Étant donné que la marque antérieure susmentionnée entraîne l’accueil de l’opposition et le rejet de la marque contestée pour l’ensemble des services, il n’est pas nécessaire d’examiner les autres droits antérieurs invoqués par l’opposante (16/09/2004, T-342/02, Moser Grupo Media, S.L., EU:T:2004:268).
FRAIS
Conformément à l’article 109, paragraphe 1, du RMUE, la partie perdante dans une procédure d’opposition doit supporter les taxes et frais exposés par l’autre partie.
La demanderesse étant la partie perdante, elle doit supporter la taxe d’opposition ainsi que les frais exposés par l’opposante aux fins de la présente procédure.

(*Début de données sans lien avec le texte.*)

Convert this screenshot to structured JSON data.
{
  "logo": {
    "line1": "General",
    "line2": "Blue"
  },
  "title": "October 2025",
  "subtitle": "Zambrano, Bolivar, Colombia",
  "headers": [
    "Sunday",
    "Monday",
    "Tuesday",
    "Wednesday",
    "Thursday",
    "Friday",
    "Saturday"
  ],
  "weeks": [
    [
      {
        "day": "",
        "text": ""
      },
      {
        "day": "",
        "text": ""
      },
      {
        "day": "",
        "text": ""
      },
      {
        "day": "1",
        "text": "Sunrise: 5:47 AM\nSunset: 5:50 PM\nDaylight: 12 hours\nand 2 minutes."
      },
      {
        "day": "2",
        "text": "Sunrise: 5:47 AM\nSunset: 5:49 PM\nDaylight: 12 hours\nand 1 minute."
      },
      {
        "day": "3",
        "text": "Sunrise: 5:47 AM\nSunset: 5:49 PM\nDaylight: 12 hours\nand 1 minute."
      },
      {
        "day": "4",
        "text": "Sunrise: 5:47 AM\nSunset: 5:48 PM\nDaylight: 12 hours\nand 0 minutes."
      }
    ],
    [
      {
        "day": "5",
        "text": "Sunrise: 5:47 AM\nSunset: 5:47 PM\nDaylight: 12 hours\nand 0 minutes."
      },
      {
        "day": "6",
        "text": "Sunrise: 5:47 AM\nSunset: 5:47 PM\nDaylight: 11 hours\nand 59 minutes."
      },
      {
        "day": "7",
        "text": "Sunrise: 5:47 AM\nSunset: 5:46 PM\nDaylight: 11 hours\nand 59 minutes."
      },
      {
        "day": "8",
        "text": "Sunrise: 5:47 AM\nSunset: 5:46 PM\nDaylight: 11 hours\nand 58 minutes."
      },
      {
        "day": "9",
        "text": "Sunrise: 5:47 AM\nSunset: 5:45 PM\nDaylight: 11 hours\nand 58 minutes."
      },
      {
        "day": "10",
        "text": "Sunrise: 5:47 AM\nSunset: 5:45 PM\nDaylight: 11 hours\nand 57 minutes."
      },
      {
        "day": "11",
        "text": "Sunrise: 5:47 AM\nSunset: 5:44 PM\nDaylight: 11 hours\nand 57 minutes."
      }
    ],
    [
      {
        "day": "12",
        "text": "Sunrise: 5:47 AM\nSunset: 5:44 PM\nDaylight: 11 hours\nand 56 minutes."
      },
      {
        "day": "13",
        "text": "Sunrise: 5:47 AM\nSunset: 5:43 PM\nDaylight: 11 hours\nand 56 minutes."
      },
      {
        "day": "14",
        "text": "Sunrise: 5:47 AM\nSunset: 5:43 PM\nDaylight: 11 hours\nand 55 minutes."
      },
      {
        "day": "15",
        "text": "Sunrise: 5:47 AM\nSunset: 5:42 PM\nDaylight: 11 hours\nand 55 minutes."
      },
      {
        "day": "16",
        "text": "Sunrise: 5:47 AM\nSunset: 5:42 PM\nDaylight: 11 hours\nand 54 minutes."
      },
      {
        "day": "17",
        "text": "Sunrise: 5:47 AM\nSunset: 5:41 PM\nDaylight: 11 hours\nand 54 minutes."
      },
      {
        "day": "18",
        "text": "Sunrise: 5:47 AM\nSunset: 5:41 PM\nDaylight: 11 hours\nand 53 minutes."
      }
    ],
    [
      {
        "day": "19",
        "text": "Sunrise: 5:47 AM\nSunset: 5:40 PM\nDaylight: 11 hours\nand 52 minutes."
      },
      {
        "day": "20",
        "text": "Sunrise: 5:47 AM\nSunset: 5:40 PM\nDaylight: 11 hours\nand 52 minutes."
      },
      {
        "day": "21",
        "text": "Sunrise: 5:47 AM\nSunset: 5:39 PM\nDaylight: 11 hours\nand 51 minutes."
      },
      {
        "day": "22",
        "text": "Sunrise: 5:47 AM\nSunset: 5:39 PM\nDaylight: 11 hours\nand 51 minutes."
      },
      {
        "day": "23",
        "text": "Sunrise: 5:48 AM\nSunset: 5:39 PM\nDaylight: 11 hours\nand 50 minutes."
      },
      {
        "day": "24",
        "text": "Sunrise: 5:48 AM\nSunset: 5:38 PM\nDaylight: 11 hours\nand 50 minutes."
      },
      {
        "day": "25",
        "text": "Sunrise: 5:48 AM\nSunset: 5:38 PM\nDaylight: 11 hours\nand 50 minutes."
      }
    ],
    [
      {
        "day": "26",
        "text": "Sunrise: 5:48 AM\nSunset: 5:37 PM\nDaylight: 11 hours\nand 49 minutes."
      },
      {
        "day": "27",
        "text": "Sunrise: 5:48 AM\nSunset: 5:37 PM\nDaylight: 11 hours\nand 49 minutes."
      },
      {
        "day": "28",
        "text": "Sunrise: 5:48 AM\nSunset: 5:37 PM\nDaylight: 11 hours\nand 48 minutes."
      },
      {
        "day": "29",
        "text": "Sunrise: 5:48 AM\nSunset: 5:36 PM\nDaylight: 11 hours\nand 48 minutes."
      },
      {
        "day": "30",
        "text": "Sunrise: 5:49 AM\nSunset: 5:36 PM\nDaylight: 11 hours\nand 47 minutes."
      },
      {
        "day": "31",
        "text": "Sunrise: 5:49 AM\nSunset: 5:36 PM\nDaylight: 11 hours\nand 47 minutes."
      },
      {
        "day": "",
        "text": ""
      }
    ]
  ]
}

Conformément à l’article 109, paragraphe 1 et (7) du RMUE et à l’article 18, paragraphe 1, point c) i), du REMUE, les frais à payer à l’opposante sont la taxe d’opposition et les frais de représentation, qui sont fixés sur la base du taux maximal qui y est fixé.
De la division d’opposition
Chantal VAN Riel Sara MARTÍNEZ María del Carmen Cobos
CADENILLAS PALOMO
Décision sur l’opposition no B 3 171 086 Page sur 8 8
Conformément à l’article 67 du RMUE, toute partie peut recourir contre cette décision pour autant que cette dernière n’ait pas fait droit à ses prétentions. Conformément à l’article 68 du RMUE, le recours doit être formé par écrit auprès de l’Office dans un délai de deux mois à compter du jour de la notification de la présente décision. L’acte de recours est déposé dans la langue de procédure de la décision attaquée. En outre, un mémoire exposant les motifs du recours doit être déposé par écrit dans un délai de quatre mois à compter de cette date. Le recours n’est considéré comme formé qu’après paiement de la taxe de recours d’un montant de 720 EUR.